I want to use C shell and Perl script in Gitlab CI/CD pipeline.
There are many design assets written in C shell and Perl.
Looking at the following materials, I don’t think it supports C shell or Perl, but is it possible to execute it?
If not possible, is there any workaround?
I am using gitlab-runner version .16.2.0.
However registers a new runner towards the GitLab instance you host your code on, can specify --shell (the help text in gitlab-runner register says ‘Select bash, sh, cmd, pwsh or powershell’) when registering a shell runner, if it’s a image based runner (e.g. docker), select an image that has what you need.
I haven’t used C shell since the late 90’s (it was the default on the unix servers at the maths institute) so I have very little experience, but I would guess it can be used like most other scripting languages, and if an interpreter is installed you can execute them as anything else, we have plenty of scripts written in either perl or python and we execute those from .gitlab-ci.yml (or from each other) just like we execute anything else.
Thank you for answering. Is my understanding as below correct?
・C shell and Perl script cannot be used unless a image based runner (e.g. docker) is specified.
・If I use a C shell and Perl script, I have to use an image based runner (e.g. docker).
I can run C shell and Perl scripts in the terminal of my Linux machine where I installed gitlab-runner, so I don’t understand why gitlab-runner can’t run C shell and Perl scripts. Will gitlab-runner run in its own terminal?
You can execute Perl (and I guess C shell, but as I said, I have no non-ancient experience with that) in any runner, as long as it’s on the machine the job get run on.
What I said about image based runners was that using those you can make a C shell/Perl (I believe there exists some shell that understand (a little) Perl) interface the default.
I have no idea what you mean by “in its own terminal”. The runner does do something to collect output from executed jobs, I actually don’t know if that makes the jobs think they have been executed from a terminal (it is possible to check), but in general you should assume that jobs have no attached terminal.
If a tool is available on the machine the jobs run on, they can use that tool, and that tool may be date, csh, perl or anything else.
However, I cannot execute C shell commands as I expected. Can you guess what’s causing this?
Here is an example of running a C shell command in a gitlab-runner job.
“setenv” is a C shell command that sets environment variables and works fine on the machine where gitlab-runner is run.
$ /usr/bin/csh
$ setenv XXX_HOME /cad/XXX/HOME/bin
bash: setenv: command not found
You can execute C shell/Perl in jobs, you can’t use it to write your jobs (unless if the runner is registered with the --shell option I talked about in my first post, and csh is actaully supported by it, as I said the documentation lists five different options).

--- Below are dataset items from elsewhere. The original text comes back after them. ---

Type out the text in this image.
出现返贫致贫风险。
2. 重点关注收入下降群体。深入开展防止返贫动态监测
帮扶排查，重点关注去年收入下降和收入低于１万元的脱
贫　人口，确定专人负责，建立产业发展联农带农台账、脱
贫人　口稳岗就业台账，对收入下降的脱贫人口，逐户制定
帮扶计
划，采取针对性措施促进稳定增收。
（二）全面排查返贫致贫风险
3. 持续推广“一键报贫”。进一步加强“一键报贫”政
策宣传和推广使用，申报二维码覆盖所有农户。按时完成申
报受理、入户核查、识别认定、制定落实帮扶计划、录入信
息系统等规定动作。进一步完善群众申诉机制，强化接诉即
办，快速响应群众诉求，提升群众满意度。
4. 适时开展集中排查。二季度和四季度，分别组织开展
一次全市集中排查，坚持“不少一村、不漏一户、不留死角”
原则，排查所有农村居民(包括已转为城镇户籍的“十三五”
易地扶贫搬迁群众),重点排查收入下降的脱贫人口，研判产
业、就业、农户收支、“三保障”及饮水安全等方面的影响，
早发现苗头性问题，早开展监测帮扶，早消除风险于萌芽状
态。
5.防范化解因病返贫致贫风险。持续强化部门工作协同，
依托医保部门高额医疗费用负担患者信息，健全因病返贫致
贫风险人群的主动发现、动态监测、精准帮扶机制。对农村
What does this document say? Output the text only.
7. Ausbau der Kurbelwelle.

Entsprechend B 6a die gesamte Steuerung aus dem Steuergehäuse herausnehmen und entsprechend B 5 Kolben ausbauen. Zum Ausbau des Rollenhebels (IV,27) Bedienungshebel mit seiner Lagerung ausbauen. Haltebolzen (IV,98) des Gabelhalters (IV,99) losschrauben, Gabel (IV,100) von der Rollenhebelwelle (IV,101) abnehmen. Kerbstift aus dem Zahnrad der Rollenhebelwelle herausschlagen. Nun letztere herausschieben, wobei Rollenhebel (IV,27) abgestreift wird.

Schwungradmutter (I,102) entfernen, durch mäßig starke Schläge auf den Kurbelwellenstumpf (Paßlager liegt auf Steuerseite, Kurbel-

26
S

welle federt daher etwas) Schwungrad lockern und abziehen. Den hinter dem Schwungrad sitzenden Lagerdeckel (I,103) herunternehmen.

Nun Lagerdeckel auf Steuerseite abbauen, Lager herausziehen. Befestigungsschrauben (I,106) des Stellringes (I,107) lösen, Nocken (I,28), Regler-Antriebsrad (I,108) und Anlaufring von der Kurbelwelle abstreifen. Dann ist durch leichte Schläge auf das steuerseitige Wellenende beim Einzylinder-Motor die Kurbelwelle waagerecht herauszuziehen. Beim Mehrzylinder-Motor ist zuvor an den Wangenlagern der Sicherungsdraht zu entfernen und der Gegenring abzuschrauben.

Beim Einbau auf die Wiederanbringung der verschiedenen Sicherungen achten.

Each line you put in the project’s .gitlab-ci.yml (I assume the lines you show is a cut from there) is executed on it’s own by bash (or whatever shell the runner is configured to use), even if you used the bash syntax export XXX_HOME=/cad/XXX/HOME/bin, that variable probably wouldn’t be accessible from the commands run subsequently. (But I am not sure I’ve actually tried). What you can do (and all that I intended to suggest above) is write a script in C Shell or Perl (i.e. one that begins with #! /usr/bin/csh, #! /usr/bin/perl or is invoked properly) and call that, inside that you can do pretty much anything that language allows.
When I executed a C shell command inside a job written in bash, it worked without any problems.Also, as you pointed out, the environment variables set with the export command were not carried over to subsequent processing.I create pipelines with care.